My first season with electric propulsion back in 2008 was full of fussing and watching every aspect of the propulsion system to make sure there it was always charged and ready and operating properly. I would run the Honda 2000i generator more than necessary just to make sure the power would be available even when I was not really using any electric propulsion at all. For example when I was making my first 12 mile transit down the East River via Hell Gate since converting to electric propulsion. I kept the Honda generator running on deck because I did not know how much I would be using the electric propulsion. In previous trips with my diesel I ALWAYS had to have it running for the entire trip. Just to make sure power was available and their were no starting problems. I found out that with electric propulsion there really is no need to have the generator fired up at all. I let natures currents carry the boat along and just need a little thrust from time to time to straighten out the boat. It has become a quiet and pleasurable journey.
My second season was marred by the failure of the Xantrex XBM battery monitor display.
Which meant I was flying blind in terms of being able to see how much current and amp hours I was drawing from the battery bank when under electric propulsion. It is akin to running a diesel engine with with a broken fuel gauge. You just never know when you would run out for sure. So again I was very cautious when using electric propulsion.

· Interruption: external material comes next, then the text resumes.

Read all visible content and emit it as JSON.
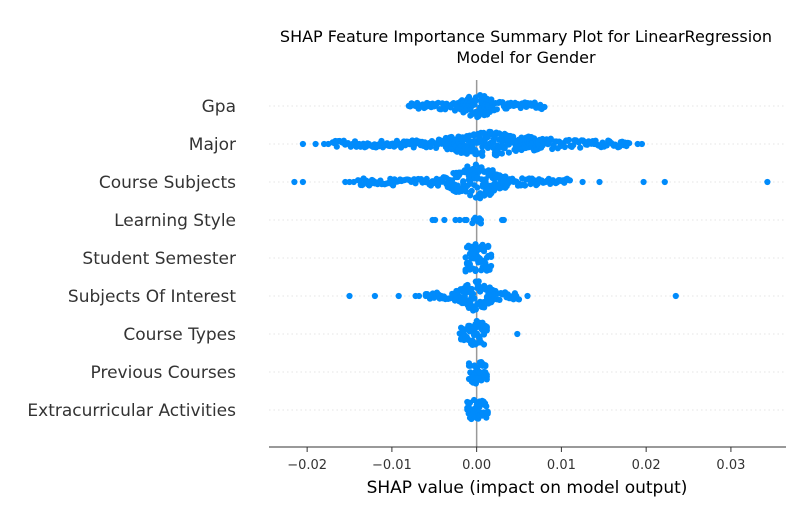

This third season was very different. The XBM battery monitor display was repaired and working plus I installed a backup meter inside the cabin. This season I rarely fired up the generator while underway. Instead waiting until I anchored to charge up the bank after the days travel. I also did not hesitate to add a little electric propulsion and motor/sail quietly along when the current conspired to do it's best to make sure I would not be able to round a point of land or buoy. I only used about seven gallons of gasoline the whole season. Since I traveled about 350 miles I made about 50 miles to the gallon. Though the actual amount is probably greater because at least a gallon of that consumption was for the noisy Honda BP-2 four stroke outboard I used on occasion to power the dingy. I was amazed at how much gas the little 2 horsepower outboard consumed when compared the Honda 2000 generator. Another revelation I had this season is when this outboard finally dies I'll probably replace it with an electric outboard too! Of course BIANKA is first and foremost a sailboat and there was help from the wind turbine and solar panels on board when charging the battery bank too. All of which also helped to decrease the amount of time I need to run the generator. I even found uses for the excess energy from the 48 volt solar and wind turbine after the 48 volt battery bank was fully charged. I am looking forward to next season even more now that I am completely comfortable with how reliable, quiet and useful my electric propulsion system is. In short I am so glad I made the decision to go electric with every year that goes by.